Sunday, June 05, 2005

Street-legal hydrogen-fueled car

Honda FCX: What a Gas! A Week in Suburbia With a Hydrogen Honda
By JIM MOTAVALLI
Published: June 5, 2005

FOR a decade or longer, the fuel-cell car has resembled the mirage that recedes as you draw closer to it. Hydrogen-powered vehicles always seemed at least 20 years away, the subject of news conferences in Washington and static displays at auto shows. Even when test-drive opportunities came up, they were strictly controlled rides around a track, with nervous company representatives making excuses from the passenger seat.

All that changed last month when Honda handed me the keys to a 2005 edition of its FCX (for Fuel Cell Experimental), the first zero-emission, hydrogen-driven vehicle to be certified by both the Environmental Protection Agency and the State of California for everyday commercial use. This is a street-ready hydrogen car with license plates and no rough edges, a test bed for green technology worth well over $1 million.

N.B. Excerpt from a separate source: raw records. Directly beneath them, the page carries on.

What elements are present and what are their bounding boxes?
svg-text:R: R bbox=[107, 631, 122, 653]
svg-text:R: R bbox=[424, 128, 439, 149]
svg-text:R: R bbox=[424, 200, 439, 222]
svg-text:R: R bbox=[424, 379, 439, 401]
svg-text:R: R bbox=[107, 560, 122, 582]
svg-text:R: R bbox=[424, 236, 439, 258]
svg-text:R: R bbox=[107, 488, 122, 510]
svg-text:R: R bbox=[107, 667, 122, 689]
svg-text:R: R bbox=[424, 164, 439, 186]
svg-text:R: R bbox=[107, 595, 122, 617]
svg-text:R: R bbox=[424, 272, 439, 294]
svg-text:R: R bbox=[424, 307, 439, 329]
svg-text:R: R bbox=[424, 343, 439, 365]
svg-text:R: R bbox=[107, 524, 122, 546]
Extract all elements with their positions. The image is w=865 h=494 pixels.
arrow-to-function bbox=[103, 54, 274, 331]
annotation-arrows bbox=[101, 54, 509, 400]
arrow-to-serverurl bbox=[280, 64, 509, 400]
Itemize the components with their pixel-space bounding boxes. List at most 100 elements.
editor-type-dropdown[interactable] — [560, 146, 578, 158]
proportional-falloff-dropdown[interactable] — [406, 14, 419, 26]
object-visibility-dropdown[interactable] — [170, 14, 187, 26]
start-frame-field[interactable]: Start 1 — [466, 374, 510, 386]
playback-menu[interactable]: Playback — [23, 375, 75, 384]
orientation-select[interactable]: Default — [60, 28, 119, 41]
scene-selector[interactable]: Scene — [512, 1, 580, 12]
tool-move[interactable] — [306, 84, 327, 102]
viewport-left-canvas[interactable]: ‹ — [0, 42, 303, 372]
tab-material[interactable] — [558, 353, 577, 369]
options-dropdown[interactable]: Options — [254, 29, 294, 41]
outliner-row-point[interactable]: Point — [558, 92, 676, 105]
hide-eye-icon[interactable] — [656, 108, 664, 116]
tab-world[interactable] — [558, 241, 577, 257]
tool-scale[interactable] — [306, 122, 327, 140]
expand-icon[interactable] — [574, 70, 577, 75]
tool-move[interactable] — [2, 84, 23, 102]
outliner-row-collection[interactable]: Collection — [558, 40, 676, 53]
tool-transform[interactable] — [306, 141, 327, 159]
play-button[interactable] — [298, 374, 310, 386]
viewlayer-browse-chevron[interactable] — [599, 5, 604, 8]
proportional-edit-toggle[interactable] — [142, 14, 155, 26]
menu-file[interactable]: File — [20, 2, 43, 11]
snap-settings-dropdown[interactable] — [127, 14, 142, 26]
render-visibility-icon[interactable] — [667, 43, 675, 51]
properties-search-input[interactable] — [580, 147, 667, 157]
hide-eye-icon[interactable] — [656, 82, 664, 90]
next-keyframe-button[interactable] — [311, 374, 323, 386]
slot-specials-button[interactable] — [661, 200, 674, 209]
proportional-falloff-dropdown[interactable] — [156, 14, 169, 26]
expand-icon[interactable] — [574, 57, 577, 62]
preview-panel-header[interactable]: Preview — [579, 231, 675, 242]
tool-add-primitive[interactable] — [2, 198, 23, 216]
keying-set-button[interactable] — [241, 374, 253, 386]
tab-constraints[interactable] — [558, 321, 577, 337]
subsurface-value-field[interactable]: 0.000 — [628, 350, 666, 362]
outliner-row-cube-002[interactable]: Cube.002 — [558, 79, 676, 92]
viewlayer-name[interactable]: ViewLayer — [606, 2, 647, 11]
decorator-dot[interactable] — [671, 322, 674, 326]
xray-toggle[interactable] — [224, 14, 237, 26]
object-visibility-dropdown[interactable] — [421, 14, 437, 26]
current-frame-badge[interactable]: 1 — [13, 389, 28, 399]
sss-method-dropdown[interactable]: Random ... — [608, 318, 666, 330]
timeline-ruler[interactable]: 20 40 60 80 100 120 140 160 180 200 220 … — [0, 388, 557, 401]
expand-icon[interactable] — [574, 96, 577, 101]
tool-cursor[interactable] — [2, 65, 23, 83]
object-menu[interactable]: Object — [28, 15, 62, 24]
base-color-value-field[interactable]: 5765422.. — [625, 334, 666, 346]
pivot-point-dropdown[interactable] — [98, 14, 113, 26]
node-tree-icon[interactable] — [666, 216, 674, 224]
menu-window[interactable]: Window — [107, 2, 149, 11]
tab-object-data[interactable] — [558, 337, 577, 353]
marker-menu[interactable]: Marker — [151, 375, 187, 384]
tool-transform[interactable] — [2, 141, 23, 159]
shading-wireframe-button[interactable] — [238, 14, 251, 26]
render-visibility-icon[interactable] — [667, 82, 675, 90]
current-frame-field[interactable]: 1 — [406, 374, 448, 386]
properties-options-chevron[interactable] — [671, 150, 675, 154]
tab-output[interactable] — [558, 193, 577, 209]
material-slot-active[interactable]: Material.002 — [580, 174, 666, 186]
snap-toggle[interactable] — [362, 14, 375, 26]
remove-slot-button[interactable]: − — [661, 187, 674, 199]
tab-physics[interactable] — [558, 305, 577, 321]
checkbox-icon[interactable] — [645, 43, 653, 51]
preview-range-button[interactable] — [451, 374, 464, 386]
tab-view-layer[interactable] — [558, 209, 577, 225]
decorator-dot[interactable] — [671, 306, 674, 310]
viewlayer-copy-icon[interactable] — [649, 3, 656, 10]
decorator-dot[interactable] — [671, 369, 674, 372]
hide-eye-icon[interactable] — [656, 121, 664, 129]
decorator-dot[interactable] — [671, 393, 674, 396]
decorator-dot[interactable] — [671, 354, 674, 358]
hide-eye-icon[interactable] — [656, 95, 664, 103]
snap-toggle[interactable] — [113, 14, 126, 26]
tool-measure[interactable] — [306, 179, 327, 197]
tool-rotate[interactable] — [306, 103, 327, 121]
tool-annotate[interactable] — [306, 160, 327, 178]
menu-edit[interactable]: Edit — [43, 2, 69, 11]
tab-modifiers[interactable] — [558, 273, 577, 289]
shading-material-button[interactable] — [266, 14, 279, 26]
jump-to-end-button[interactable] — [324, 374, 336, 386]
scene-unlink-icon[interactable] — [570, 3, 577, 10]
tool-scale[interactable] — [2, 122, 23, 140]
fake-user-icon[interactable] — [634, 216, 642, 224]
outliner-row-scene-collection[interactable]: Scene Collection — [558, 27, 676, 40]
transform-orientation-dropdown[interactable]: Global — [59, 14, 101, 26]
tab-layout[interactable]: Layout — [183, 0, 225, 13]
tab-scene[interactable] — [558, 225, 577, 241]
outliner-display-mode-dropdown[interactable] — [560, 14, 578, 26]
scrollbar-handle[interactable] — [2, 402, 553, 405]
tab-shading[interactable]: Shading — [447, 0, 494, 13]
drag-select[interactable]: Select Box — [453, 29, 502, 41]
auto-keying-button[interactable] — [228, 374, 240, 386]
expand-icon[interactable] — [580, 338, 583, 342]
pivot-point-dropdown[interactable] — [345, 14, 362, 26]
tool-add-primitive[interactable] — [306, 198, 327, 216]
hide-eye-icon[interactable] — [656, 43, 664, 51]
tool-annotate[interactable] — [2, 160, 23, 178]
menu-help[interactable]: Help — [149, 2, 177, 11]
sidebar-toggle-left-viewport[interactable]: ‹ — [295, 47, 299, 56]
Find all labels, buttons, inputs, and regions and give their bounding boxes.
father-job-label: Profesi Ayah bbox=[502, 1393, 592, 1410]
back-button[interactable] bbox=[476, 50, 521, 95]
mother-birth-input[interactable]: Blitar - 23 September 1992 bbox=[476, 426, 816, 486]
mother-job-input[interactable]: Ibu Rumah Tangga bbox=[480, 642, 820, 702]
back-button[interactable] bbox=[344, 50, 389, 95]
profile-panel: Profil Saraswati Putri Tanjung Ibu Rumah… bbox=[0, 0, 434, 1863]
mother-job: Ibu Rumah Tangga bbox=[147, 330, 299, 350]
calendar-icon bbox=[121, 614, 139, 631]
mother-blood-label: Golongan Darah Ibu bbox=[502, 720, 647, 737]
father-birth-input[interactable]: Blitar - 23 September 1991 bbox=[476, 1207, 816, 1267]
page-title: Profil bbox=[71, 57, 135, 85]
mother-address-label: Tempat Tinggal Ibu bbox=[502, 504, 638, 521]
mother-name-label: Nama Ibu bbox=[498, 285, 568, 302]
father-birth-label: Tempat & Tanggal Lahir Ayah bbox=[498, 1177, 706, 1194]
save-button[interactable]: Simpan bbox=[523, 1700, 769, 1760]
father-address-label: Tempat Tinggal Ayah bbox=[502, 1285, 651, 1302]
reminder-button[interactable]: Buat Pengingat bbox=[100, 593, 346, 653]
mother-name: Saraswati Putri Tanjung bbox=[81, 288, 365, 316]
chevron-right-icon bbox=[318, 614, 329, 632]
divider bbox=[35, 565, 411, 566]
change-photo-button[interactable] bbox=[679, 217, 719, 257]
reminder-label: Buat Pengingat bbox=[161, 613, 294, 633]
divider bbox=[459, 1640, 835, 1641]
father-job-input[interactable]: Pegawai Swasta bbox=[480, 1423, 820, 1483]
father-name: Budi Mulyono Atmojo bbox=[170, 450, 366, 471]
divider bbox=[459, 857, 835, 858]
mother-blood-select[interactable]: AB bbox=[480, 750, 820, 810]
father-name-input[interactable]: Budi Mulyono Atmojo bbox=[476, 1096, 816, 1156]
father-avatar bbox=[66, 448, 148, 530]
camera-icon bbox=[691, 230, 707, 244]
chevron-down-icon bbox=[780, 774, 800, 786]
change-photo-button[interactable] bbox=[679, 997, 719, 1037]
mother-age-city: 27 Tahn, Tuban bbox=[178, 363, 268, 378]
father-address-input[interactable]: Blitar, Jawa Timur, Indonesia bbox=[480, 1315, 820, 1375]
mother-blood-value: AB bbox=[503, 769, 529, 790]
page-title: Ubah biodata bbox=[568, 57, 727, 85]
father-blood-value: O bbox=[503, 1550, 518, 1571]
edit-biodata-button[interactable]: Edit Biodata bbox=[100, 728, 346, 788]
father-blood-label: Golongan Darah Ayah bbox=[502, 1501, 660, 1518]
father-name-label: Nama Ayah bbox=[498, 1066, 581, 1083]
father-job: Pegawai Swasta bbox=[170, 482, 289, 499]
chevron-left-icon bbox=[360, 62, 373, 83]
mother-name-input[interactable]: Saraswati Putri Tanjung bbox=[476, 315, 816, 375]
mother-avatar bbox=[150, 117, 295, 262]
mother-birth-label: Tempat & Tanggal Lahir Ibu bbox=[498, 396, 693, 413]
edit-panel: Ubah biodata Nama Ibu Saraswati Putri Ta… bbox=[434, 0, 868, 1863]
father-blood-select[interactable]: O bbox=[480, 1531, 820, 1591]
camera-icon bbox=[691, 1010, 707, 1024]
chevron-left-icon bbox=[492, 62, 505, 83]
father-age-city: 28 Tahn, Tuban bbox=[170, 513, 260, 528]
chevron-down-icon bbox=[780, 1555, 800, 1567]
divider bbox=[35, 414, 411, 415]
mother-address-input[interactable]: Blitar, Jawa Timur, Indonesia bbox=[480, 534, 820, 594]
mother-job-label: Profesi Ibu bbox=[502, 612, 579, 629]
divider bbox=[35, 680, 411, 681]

Only 20 similar cars exist in the United States and Japan, and I was one of the first journalists to drive it for an extended, unsupervised period - a week in the mixed company of Northeastern traffic.

Given my experience with fuel-cell prototypes that were noisy, balky and incapable of going very far between refuelings, the FCX was something of a surprise. Featuring the latest generation of Honda's own fuel cells (hundreds of them are arrayed in two multiple sets, called stacks) and a body and electric motor derived from the company's unsuccessful EV Plus battery vehicle, the FCX felt like a real car, not a high-strung test mule.

A small two-door hatchback with seating for four, it came with traction control, a CD player and even an automatic climate-control system. There may be fewer than two dozen of these cars in the world, but Honda went to the trouble of giving this one classy floor mats embroidered with the FCX logo.

With new noise-suppression technology, the FCX is one of the quietest cars on the road...


Just one question: how many cup holders does this thing have?